One month ago, we first revealed that for one prominent winner from the subprime crisis, Hayman Capital's Kyle Bass, "the greatest investment opportunity right now" is to short the Chinese Yuan: as he explained "given our views on credit contraction in Asia, and in China in particular, let's say they are going to go through a banking loss cycle like we went through during the Great Financial Crisis, there's one thing that is going to happen: China is going to have to dramatically devalue its currency." He even went so far as to give a timeframe: "we think it's going to be in the next 12-18 months."
Then, during the Davos boondoggle, none other than the man who broke the Bank of England, George Soros, noted that he too is shorting the Yuan, which in turn prompted China's communist party mouthpiece, the People's Daily to officially warn Soros to back off adding in a petulant, schoolyard bully-ish voice "You Cannot Possibly Succeed, Ha, Ha." Yes, China really said that.
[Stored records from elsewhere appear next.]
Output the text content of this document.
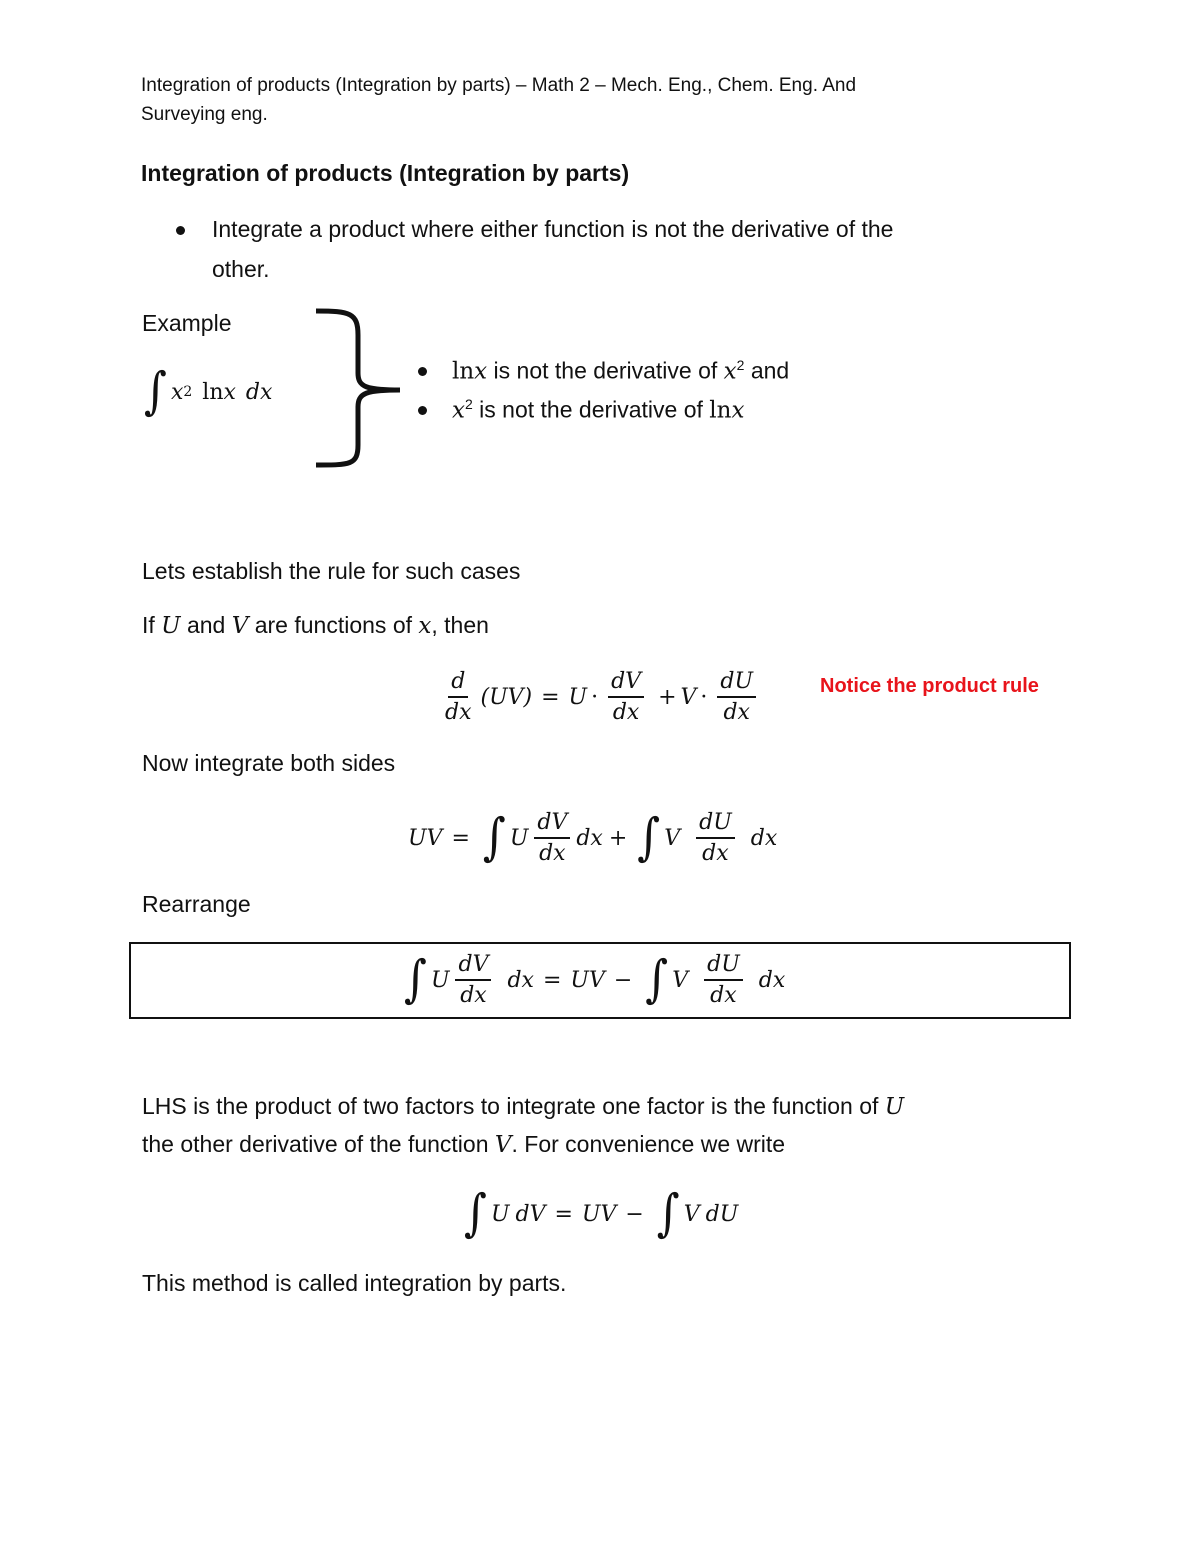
Integration of products (Integration by parts) – Math 2 – Mech. Eng., Chem. Eng. And
Surveying eng.
Integration of products (Integration by parts)
Integrate a product where either function is not the derivative of the
other.
Example
∫ x 2 ln x dx
lnx is not the derivative of $x^2$ and
$x^2$ is not the derivative of lnx
Lets establish the rule for such cases
If U and V are functions of x, then
$\frac{d}{dx} (UV) = U \cdot \frac{dV}{dx} + V \cdot \frac{dU}{dx}$	Notice the product rule
Now integrate both sides
UV = ∫ U $\frac{dV}{dx}$ dx + ∫ V $\frac{dU}{dx}$ dx
Rearrange
∫ U $\frac{dV}{dx}$ dx = UV − ∫ V $\frac{dU}{dx}$ dx
LHS is the product of two factors to integrate one factor is the function of U
the other derivative of the function V. For convenience we write
∫ U dV = UV − ∫ V dU
This method is called integration by parts.
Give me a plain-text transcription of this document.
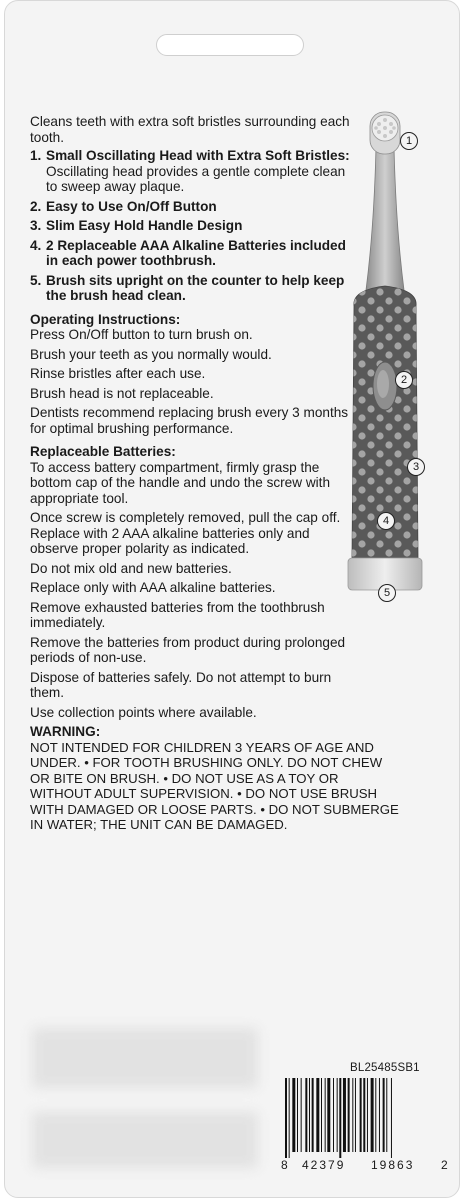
Cleans teeth with extra soft bristles surrounding each tooth.

1. Small Oscillating Head with Extra Soft Bristles: Oscillating head provides a gentle complete clean to sweep away plaque.
2. Easy to Use On/Off Button
3. Slim Easy Hold Handle Design
4. 2 Replaceable AAA Alkaline Batteries included in each power toothbrush.
5. Brush sits upright on the counter to help keep the brush head clean.
Operating Instructions:

Press On/Off button to turn brush on.

Brush your teeth as you normally would.

Rinse bristles after each use.

Brush head is not replaceable.

Dentists recommend replacing brush every 3 months for optimal brushing performance.

Replaceable Batteries:

To access battery compartment, firmly grasp the bottom cap of the handle and undo the screw with appropriate tool.

Once screw is completely removed, pull the cap off. Replace with 2 AAA alkaline batteries only and observe proper polarity as indicated.

Do not mix old and new batteries.

Replace only with AAA alkaline batteries.

Remove exhausted batteries from the toothbrush immediately.

Remove the batteries from product during prolonged periods of non-use.

Dispose of batteries safely. Do not attempt to burn them.

Use collection points where available.

1
2
3
4
5
WARNING:

NOT INTENDED FOR CHILDREN 3 YEARS OF AGE AND UNDER. • FOR TOOTH BRUSHING ONLY. DO NOT CHEW OR BITE ON BRUSH. • DO NOT USE AS A TOY OR WITHOUT ADULT SUPERVISION. • DO NOT USE BRUSH WITH DAMAGED OR LOOSE PARTS. • DO NOT SUBMERGE IN WATER; THE UNIT CAN BE DAMAGED.

BL25485SB1
8 42379 19863 2
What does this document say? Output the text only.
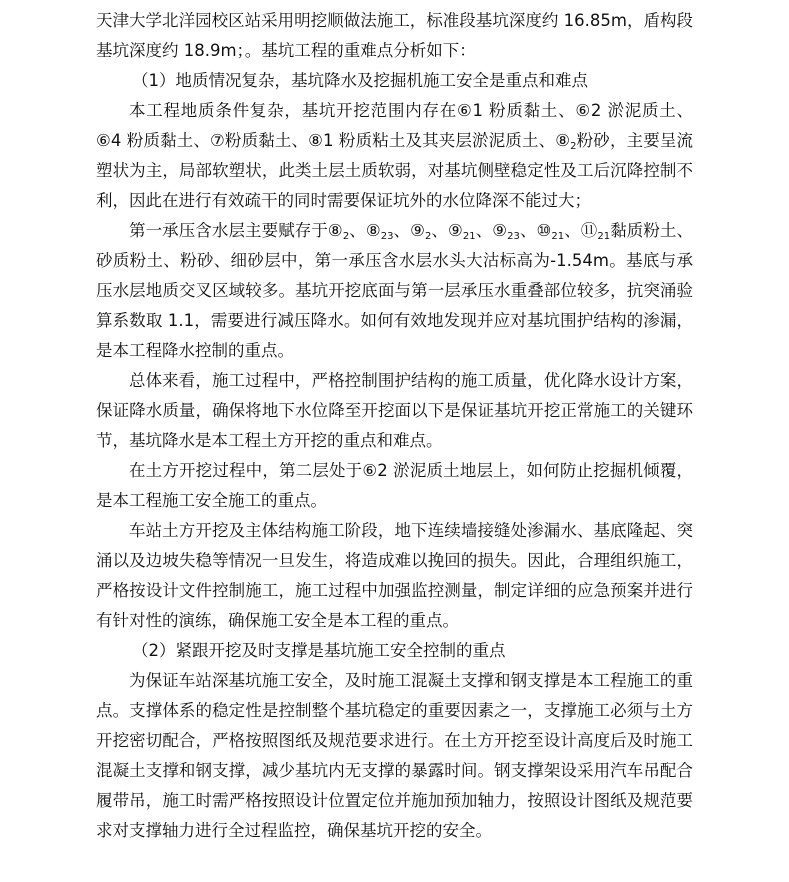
天津大学北洋园校区站采用明挖顺做法施工，标准段基坑深度约 16.85m，盾构段基坑深度约 18.9m；。基坑工程的重难点分析如下：

（1）地质情况复杂，基坑降水及挖掘机施工安全是重点和难点

本工程地质条件复杂，基坑开挖范围内存在⑥1 粉质黏土、⑥2 淤泥质土、⑥4 粉质黏土、⑦粉质黏土、⑧1 粉质粘土及其夹层淤泥质土、$⑧_2$粉砂，主要呈流塑状为主，局部软塑状，此类土层土质软弱，对基坑侧壁稳定性及工后沉降控制不利，因此在进行有效疏干的同时需要保证坑外的水位降深不能过大；

第一承压含水层主要赋存于$⑧_2$、$⑧_{23}$、$⑨_2$、$⑨_{21}$、$⑨_{23}$、$⑩_{21}$、$⑪_{21}$黏质粉土、砂质粉土、粉砂、细砂层中，第一承压含水层水头大沽标高为-1.54m。基底与承压水层地质交叉区域较多。基坑开挖底面与第一层承压水重叠部位较多，抗突涌验算系数取 1.1，需要进行减压降水。如何有效地发现并应对基坑围护结构的渗漏，是本工程降水控制的重点。

总体来看，施工过程中，严格控制围护结构的施工质量，优化降水设计方案，保证降水质量，确保将地下水位降至开挖面以下是保证基坑开挖正常施工的关键环节，基坑降水是本工程土方开挖的重点和难点。

在土方开挖过程中，第二层处于⑥2 淤泥质土地层上，如何防止挖掘机倾覆，是本工程施工安全施工的重点。

车站土方开挖及主体结构施工阶段，地下连续墙接缝处渗漏水、基底隆起、突涌以及边坡失稳等情况一旦发生，将造成难以挽回的损失。因此，合理组织施工，严格按设计文件控制施工，施工过程中加强监控测量，制定详细的应急预案并进行有针对性的演练，确保施工安全是本工程的重点。

（2）紧跟开挖及时支撑是基坑施工安全控制的重点

为保证车站深基坑施工安全，及时施工混凝土支撑和钢支撑是本工程施工的重点。支撑体系的稳定性是控制整个基坑稳定的重要因素之一，支撑施工必须与土方开挖密切配合，严格按照图纸及规范要求进行。在土方开挖至设计高度后及时施工混凝土支撑和钢支撑，减少基坑内无支撑的暴露时间。钢支撑架设采用汽车吊配合履带吊，施工时需严格按照设计位置定位并施加预加轴力，按照设计图纸及规范要求对支撑轴力进行全过程监控，确保基坑开挖的安全。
Then, just last week, in a sad letter in which Bill Ackman blamed everyone and everything for his pathetic performance in 2015, most notably hedge fund herding and hotels, which he was so eager to exploit on the way up with presentation-filled idea dinners, and so eager to blame for dumping his names on the way down, we found out that Ackman had also decided to put on a Yuan devaluation trade just days before the Yuan devaluation announcement (perhaps he read our post from August 8, which said that a devaluation is imminent 3 days before it was revealed):
"Last summer, we built large notional short positions in the Chinese yuan through the purchase of puts and put spreads in order to protect the portfolio in the event of unanticipated weakness in the Chinese economy...Two days after we began to build our position in the Chinese yuan, China did a 2% surprise devaluation which substantially increased the cost of the options we had intended to continue purchasing. We continued to build the position thereafter by buying slightly more out of the money puts and selling further out of the money puts so as to keep the cost and risk/reward ratio of the position attractive."
Sadly, Ackman has still to make money on this trade.